FDF previously forecast that the rate of food inflation would gradually ease in 2026, ending the year around 3%. However, given the effective closure of the Strait of Hormuz and impact on oil and gas facilities in the Middle East due to the conflict in Iran, FDF now anticipates that food inflation will reach at least 9% by the end of the year.

It said the revision was based on assumptions that the Strait of Hormuz would open to cargo traffic within the next two to three weeks and the majority of key facilities, such as oil, gas and fertiliser sites would return to normal within a year.

Oil and gas prices impact food manufacturers

FDF highlighted that the disruption to oil and gas markets was having a “direct and immediate impact” on production costs for UK food and drink manufacturers. It said that medium and large businesses were bracing themselves for “sharp rises” as contracts come up for renewal, while smaller producers were already experiencing cost spikes due to purchasing energy “on the spot”.

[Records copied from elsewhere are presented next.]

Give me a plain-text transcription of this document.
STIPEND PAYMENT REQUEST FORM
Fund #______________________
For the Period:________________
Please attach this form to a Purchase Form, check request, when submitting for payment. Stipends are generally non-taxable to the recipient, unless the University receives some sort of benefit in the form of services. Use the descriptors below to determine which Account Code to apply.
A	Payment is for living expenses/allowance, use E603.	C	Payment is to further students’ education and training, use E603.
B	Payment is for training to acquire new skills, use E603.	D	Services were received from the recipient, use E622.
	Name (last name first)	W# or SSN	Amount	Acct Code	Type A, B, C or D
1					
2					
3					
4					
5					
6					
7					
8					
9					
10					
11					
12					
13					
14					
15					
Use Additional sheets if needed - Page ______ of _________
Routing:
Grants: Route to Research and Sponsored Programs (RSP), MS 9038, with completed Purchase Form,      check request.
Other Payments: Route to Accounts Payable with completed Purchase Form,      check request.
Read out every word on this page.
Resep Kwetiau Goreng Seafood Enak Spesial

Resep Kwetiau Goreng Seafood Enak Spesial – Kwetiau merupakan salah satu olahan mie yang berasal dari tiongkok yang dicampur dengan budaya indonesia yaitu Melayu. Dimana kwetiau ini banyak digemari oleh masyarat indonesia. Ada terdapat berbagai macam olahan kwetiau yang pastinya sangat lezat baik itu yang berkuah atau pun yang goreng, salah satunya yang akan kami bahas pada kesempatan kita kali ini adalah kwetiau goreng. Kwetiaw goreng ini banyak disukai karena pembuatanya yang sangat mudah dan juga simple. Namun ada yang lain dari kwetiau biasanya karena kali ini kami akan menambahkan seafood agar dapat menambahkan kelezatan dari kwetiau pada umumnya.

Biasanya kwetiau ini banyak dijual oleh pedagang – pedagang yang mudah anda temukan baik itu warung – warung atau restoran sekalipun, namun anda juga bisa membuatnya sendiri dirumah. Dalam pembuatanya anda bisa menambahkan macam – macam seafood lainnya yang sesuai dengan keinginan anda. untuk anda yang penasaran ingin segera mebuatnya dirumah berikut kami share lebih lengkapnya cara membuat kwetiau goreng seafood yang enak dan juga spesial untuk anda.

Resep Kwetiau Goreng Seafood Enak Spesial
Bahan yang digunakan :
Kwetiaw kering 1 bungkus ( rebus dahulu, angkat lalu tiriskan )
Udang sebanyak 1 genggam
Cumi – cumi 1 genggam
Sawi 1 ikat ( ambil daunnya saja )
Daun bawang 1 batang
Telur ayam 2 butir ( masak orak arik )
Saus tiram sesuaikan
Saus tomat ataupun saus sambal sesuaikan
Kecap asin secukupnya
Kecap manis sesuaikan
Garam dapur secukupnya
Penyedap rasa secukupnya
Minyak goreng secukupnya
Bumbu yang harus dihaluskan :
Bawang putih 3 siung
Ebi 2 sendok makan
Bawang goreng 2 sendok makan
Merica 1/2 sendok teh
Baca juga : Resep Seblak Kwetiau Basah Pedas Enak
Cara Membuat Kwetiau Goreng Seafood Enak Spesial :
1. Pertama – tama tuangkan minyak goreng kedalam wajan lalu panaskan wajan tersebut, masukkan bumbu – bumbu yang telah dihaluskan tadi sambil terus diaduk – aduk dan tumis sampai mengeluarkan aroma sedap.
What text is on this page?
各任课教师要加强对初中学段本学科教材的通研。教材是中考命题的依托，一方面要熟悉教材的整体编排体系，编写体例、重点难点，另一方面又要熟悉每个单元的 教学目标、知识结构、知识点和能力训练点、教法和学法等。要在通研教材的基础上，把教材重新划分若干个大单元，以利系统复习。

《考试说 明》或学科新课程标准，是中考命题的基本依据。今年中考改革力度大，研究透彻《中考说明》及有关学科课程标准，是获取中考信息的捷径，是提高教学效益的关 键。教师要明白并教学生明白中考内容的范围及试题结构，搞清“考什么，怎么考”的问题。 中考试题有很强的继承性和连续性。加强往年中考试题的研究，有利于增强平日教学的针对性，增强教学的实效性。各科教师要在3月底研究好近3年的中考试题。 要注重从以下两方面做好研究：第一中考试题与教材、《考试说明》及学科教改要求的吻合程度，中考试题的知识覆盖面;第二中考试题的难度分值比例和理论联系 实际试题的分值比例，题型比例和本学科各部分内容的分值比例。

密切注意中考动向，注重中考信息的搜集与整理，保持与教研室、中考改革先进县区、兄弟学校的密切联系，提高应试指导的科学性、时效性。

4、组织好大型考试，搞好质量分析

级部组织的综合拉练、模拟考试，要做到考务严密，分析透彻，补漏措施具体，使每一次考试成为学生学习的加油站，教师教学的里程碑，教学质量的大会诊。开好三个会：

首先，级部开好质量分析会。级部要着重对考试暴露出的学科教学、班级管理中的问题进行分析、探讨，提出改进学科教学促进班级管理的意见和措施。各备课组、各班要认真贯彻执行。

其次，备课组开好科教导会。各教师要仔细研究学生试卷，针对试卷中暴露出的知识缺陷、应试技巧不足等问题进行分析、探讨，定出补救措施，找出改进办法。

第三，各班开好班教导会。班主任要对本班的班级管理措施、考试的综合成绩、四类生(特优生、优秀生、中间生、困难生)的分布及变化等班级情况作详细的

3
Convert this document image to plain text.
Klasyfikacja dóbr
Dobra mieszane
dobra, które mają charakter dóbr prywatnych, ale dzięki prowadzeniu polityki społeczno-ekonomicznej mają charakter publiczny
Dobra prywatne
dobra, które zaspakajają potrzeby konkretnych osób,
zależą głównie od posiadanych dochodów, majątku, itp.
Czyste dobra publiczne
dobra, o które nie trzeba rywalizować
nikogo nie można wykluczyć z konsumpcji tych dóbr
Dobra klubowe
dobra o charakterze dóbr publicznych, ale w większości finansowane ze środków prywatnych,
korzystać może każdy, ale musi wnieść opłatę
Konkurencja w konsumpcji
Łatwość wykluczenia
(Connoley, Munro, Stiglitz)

These pressures were amplified by rising transportation costs, also driven by higher oil prices, and by ongoing delays and disruption across global shipping routes.

FDF also pointed out that UK exporters of products popular in the Middle East – such as cereals, chocolate, cheese and biscuits – have had to pause or cancel shipments to the region, adding uncertainty for manufacturers.

Looking at the wider supply chain, agriculture is reportedly already impacted. The cost of red diesel (used to power farm machinery) has surged 80% since the start of the conflict and availability is tightening in some regions of the UK.

Fertiliser markets remain tight and supply is a concern for livestock farmers in particular, said FDF, and crop growers are also affected by the “volatile” energy prices. It highlighted that this was particularly the case for those reliant on high levels of energy, such as heating their greenhouses.

To soften the impact on food manufacturers, FDF said Government could include food and drink in the British Industrial Competitiveness Scheme and delay new regulation such as the proposed Nutrient Profiling Model (NPM) changes. It also suggested Government scrap a number of “outdated” regulations to ease the pressures faced by the sector and to help tackle inflation.

“Given the scale and speed of these cost increases… it’s clear that food inflation is going to rise in the months ahead.”

Dr Liliana Danila, chief economist of the FDF, said: “The food and drink sector is already feeling the force of this geopolitical shock. As one of the UK’s energy intensive industries, manufacturers are facing mounting energy bills, rising transport and packaging costs and disruption across key supply chains. These pressures are hitting simultaneously, and are a significant challenge for businesses to absorb.

“The current situation is unprecedented and hard to predict, however given the scale and speed of these cost increases, and despite companies’ best efforts not to pass price increases on, it’s clear that food inflation is going to rise in the months ahead.”